Gli Usa dopo l'ubriacatura speculativa della New Economy hanno scoperto, già da un paio di anni, che alcune aree del mondo lavorativo non intendono più subire i processi di globalizzazione e di delocalizzazione delle imprese, il deficit del settore privato è il più alto dal dopoguerra segno che si spende più di quello che si riesca a produrre, gli stessi impianti presentano un minore tasso di utilizzo. Gli attentati Kamikaze arrivano quindi in un momento singolare perché una oculata gestione delle imprese belliche potrebbe garantire il rilancio dell'economia Usa e rafforzare il suo predominio nella produzione di tecnologia ad uso militare e civile. La fervente ondata di nazionalismo (in un solo giorno una catena di supermercati ha venduto quasi 90mila bandiere a stelle e strisce), le preghiere in cattedrale degli ultimi tre presidenti con una pressoché totale unità patriottica tra repubblicani e democratici, il diffondersi di un pensiero unico nazional-imperialista alla base del quale c'è sempre il mito dell'America paladina del Bene (non a caso Bush dice "risponderemo per cancellare il Male dal mondo") e della Civiltà, questi sono i segnali inequivocabili della superpotenza imperialista pronta a scatenare nel globo la sua atroce vendetta, vendetta dalla quale dipenderanno gli scenari geopolitica del nuovo secolo.
Come ha detto A.Negri, su "Il Sole 24 Ore", questo mondo non scopre ora la guerra perché la vive da almeno venti anni con milioni di vittime e di profughi, con bombe intelligenti e bombardamenti chirurgici, una atroce e cinica mutazione del vocabolario che rende accettabili la barbarie, la violenza e le distruzioni.
La Guerra Permanente consente progetti di riarmo, la revoca (fin dal 1976) della licenza di uccidere agli 007 americani, una revisione strategica della Nato con l'attuazione di quei progetti di intervento rapido per i quali il nuovo statuto dell'Alleanza è stato licenziato in piena crisi balcanica, senza consultare il Parlamento Italiano e con il sostegno di Polo e Ulivo.
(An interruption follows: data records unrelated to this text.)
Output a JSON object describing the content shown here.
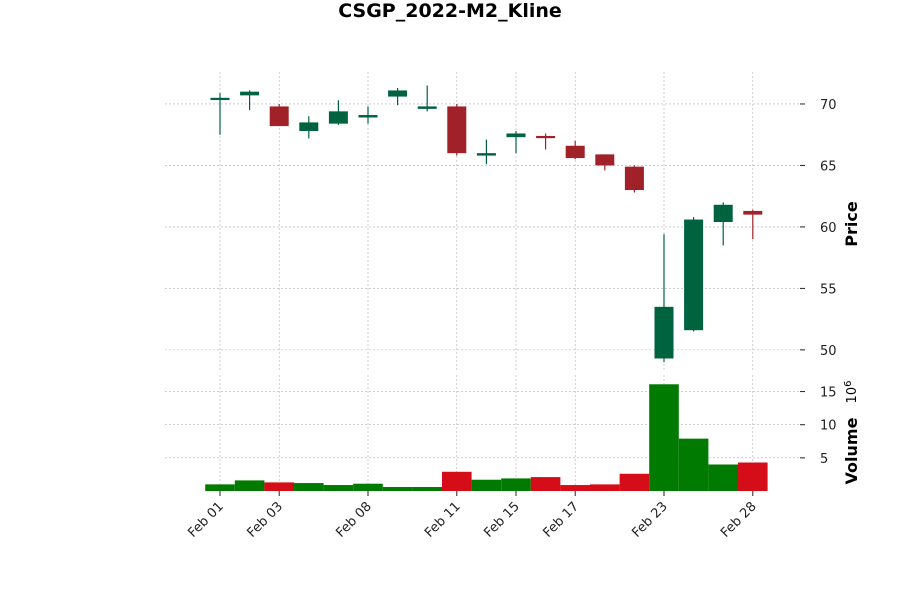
{
  "chart_data": {
    "type": "candlestick",
    "title": "CSGP_2022-M2_Kline",
    "price_axis": {
      "label": "Price",
      "ticks": [
        50,
        55,
        60,
        65,
        70
      ],
      "ylim": [
        48.2,
        72.6
      ]
    },
    "volume_axis": {
      "label": "Volume",
      "offset_label": "10^6",
      "offset_base": "10",
      "offset_exp": "6",
      "ticks": [
        5,
        10,
        15
      ],
      "ylim": [
        0,
        17.5
      ]
    },
    "x_tick_labels": [
      {
        "index": 0,
        "label": "Feb 01"
      },
      {
        "index": 2,
        "label": "Feb 03"
      },
      {
        "index": 5,
        "label": "Feb 08"
      },
      {
        "index": 8,
        "label": "Feb 11"
      },
      {
        "index": 10,
        "label": "Feb 15"
      },
      {
        "index": 12,
        "label": "Feb 17"
      },
      {
        "index": 15,
        "label": "Feb 23"
      },
      {
        "index": 18,
        "label": "Feb 28"
      }
    ],
    "candles": [
      {
        "date": "Feb 01",
        "open": 70.4,
        "high": 70.9,
        "low": 67.5,
        "close": 70.5,
        "volume": 1.0
      },
      {
        "date": "Feb 02",
        "open": 70.7,
        "high": 71.1,
        "low": 69.5,
        "close": 71.0,
        "volume": 1.6
      },
      {
        "date": "Feb 03",
        "open": 69.8,
        "high": 70.0,
        "low": 68.2,
        "close": 68.2,
        "volume": 1.3
      },
      {
        "date": "Feb 04",
        "open": 67.8,
        "high": 69.0,
        "low": 67.2,
        "close": 68.5,
        "volume": 1.2
      },
      {
        "date": "Feb 07",
        "open": 68.4,
        "high": 70.3,
        "low": 68.3,
        "close": 69.4,
        "volume": 0.9
      },
      {
        "date": "Feb 08",
        "open": 68.9,
        "high": 69.8,
        "low": 68.4,
        "close": 69.1,
        "volume": 1.1
      },
      {
        "date": "Feb 09",
        "open": 70.6,
        "high": 71.3,
        "low": 69.9,
        "close": 71.1,
        "volume": 0.6
      },
      {
        "date": "Feb 10",
        "open": 69.6,
        "high": 71.5,
        "low": 69.4,
        "close": 69.8,
        "volume": 0.6
      },
      {
        "date": "Feb 11",
        "open": 69.8,
        "high": 70.0,
        "low": 65.8,
        "close": 66.0,
        "volume": 2.9
      },
      {
        "date": "Feb 14",
        "open": 65.8,
        "high": 67.1,
        "low": 65.1,
        "close": 66.0,
        "volume": 1.7
      },
      {
        "date": "Feb 15",
        "open": 67.3,
        "high": 67.8,
        "low": 66.0,
        "close": 67.6,
        "volume": 1.9
      },
      {
        "date": "Feb 16",
        "open": 67.4,
        "high": 67.6,
        "low": 66.3,
        "close": 67.3,
        "volume": 2.1
      },
      {
        "date": "Feb 17",
        "open": 66.6,
        "high": 67.0,
        "low": 65.5,
        "close": 65.6,
        "volume": 0.9
      },
      {
        "date": "Feb 18",
        "open": 65.9,
        "high": 65.9,
        "low": 64.6,
        "close": 65.0,
        "volume": 1.0
      },
      {
        "date": "Feb 22",
        "open": 64.9,
        "high": 65.0,
        "low": 62.8,
        "close": 63.0,
        "volume": 2.6
      },
      {
        "date": "Feb 23",
        "open": 49.3,
        "high": 59.4,
        "low": 49.0,
        "close": 53.5,
        "volume": 16.1
      },
      {
        "date": "Feb 24",
        "open": 51.6,
        "high": 60.8,
        "low": 51.5,
        "close": 60.6,
        "volume": 7.9
      },
      {
        "date": "Feb 25",
        "open": 60.4,
        "high": 62.0,
        "low": 58.5,
        "close": 61.8,
        "volume": 4.0
      },
      {
        "date": "Feb 28",
        "open": 61.3,
        "high": 61.4,
        "low": 59.0,
        "close": 61.0,
        "volume": 4.3
      }
    ],
    "colors": {
      "up_candle": "#006340",
      "down_candle": "#a02128",
      "up_volume": "#007a00",
      "down_volume": "#d50d18",
      "grid": "#b0b0b0"
    },
    "grid": true
  }
}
Abbiamo parlato di nuovi progetti d'arma dei quali lo scudo spaziale è solo il più noto. La Lockeed ha già individuato 13 aziende per il nuovo aereo JSF destinato innanzitutto agli eserciti di Usa e Gb. Ma il JSF entrerà in funzione solo tra 15 ­20 anni, nel frattempo si sta ultimando il nuovo caccia europeo, l'Eurofighter typhoon, con effetti a catena sia nella produzione di componenti sia nel campo civile dove la tecnologia militare trova subito rapida e diversificata applicazione. Il JSF sarà in un primo tempo prodotto in 3000 esemplari e Alenia, Finmeccanica sono in pool position nel consorzio produttivo il cui giro di affari superiore a 500 miliardi di dollari. Questa notizia "fa bene" all'expo militare italiano che dopo gli anni "gloriosi" di Craxi e Spadolini ha vissuto anni di magra recedendo al settimo posto nella graduatoria di vendite dei materiali militari, con una perdita pari al 32% solo rispetto a tre anni fa. Il nuovo modello di difesa e l'esercito europeo stanno promovendo consorzi e sinergie in campo militare, l'italiana Virescit si è guadagnata la manutenzione dei radar aeroportuali e degli stessi sistemi elettronici e avionici della Lockeed con un bagaglio tecnico industriale altamente specializzato. Per dare impulso a questi progetti la guerra, i progetti di riarmo, forme di colonialismo mascherato da operazioni di pace rappresentano occasioni di investimento straordinarie, ecco per quale ragione nessuno si sottrae alla folle corsa bellica e non solo per ragioni di vassallaggio culturale e politico verso gli Usa ma per rispondere alle richieste del capitalismo locale.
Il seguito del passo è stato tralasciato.